Ear infection often occurs as a result of an infection in the middle ear. This can occur due to fluid discharge in the middle ear, which gets infected and leads to blockage.

Complications

Many cases of ear infection do not report long term problems; however, persistent fluid build up and infection may lead to serious complications.

  • Impaired hearing. Ear infection can lead to a mild loss of hearing which usually recovers after the infection goes away. Persistent infection of fluid accumulation may lead to a more severe hearing loss, in such cases, medical treatment may be necessary. A permanent damage to the eardrum or middle ear may result in permanent loss of hearing.Ear infection
  • Developmental or speech delays. Permanent or temporary loss in hearing may lead to delayed speech or other social development skills in infants and young children.
  • Infection spreading. Infections that are not treated or do not respond to the treatments being administered may cause infection to spread to the tissues nearby.
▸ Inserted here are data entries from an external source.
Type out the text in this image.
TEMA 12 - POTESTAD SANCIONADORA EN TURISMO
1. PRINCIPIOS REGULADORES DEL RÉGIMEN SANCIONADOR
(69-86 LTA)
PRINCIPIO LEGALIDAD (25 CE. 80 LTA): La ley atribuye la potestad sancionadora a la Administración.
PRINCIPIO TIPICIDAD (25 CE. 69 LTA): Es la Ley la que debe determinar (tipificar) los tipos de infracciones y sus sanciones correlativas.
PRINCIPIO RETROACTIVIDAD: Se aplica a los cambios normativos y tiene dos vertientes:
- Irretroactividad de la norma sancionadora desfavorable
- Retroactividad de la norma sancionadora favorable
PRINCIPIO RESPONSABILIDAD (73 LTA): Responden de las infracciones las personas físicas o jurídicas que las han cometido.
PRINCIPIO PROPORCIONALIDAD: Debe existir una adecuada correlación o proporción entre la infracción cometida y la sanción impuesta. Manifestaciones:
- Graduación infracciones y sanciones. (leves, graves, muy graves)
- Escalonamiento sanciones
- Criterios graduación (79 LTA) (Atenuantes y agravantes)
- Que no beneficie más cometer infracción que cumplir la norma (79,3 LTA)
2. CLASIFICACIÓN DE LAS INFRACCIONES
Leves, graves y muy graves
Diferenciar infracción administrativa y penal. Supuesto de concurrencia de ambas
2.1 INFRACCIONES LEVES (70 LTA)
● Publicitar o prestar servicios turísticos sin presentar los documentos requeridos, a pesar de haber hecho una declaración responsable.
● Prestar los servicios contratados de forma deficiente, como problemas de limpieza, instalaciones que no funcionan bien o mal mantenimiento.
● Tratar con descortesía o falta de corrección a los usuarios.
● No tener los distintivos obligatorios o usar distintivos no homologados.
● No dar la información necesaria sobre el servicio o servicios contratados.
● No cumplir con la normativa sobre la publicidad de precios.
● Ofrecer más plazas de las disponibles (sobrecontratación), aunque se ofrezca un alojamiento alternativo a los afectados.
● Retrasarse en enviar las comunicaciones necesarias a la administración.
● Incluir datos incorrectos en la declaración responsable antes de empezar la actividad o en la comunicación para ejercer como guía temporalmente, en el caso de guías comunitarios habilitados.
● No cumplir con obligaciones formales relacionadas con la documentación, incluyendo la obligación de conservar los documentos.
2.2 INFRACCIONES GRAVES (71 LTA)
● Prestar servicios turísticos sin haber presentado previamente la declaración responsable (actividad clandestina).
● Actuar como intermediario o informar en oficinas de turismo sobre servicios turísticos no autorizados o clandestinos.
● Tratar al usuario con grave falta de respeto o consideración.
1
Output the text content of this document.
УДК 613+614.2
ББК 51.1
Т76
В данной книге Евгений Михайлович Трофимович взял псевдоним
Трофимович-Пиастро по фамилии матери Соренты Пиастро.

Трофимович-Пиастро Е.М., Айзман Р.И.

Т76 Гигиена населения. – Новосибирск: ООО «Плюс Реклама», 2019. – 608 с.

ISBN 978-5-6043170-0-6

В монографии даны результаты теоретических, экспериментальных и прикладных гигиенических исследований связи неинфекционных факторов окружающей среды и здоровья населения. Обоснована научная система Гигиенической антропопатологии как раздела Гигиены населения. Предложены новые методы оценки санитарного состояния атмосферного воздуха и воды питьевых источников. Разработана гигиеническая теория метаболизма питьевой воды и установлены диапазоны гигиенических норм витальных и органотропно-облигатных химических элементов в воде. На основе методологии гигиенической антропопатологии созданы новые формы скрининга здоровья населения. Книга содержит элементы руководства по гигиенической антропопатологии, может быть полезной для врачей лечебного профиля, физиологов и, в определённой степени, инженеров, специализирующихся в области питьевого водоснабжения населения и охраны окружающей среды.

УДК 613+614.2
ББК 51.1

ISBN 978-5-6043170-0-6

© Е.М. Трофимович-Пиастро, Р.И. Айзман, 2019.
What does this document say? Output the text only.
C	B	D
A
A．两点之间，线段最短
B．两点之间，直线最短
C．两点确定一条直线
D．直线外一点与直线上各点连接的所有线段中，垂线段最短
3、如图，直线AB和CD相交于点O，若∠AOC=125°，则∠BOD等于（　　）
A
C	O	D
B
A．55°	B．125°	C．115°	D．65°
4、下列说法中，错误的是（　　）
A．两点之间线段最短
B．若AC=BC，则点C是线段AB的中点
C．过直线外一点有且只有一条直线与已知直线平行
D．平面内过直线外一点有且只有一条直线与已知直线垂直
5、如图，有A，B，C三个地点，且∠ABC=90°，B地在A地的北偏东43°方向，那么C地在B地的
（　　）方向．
An infection that affects the bony projection behind the ear, the mastoid may lead to mastoiditis. The infection usually causes the bone to get damaged resulting in the formation of cysts filled with pus. However, infections spreading to the brain tissues and the tissues in the skull are often a rare situation.

Risk factors

  • Age.  Infants and young children between the ages f 6 months and 2 years are vulnerable to ear infections sue to the shape and size of the Eustachian tubes and their underdeveloped immune systems.
  • Infant feeding. Infants who are fed from a bottle, while lying down are more susceptible of incurring an ear infection.
  • Child care groups. Children taken care of in daycare centers along with other children are susceptible to infections and colds as they are more exposed to infections than at home.
  • Poor air quality. Tobacco smoke, irritants or severe air pollution can contribute to ear infections.
  • Seasonal factors. Infections such as ear infections often occur during the fall or winter season.
  • Family history. If the family the child belongs to have a history of ear infections or if anybody in the family has suffered from it, your child may be susceptible to the condition as well.
  • Ethnicity. Statistics show that Intuits of Canada and Alaska and American Indians are more susceptible to suffering from ear infections.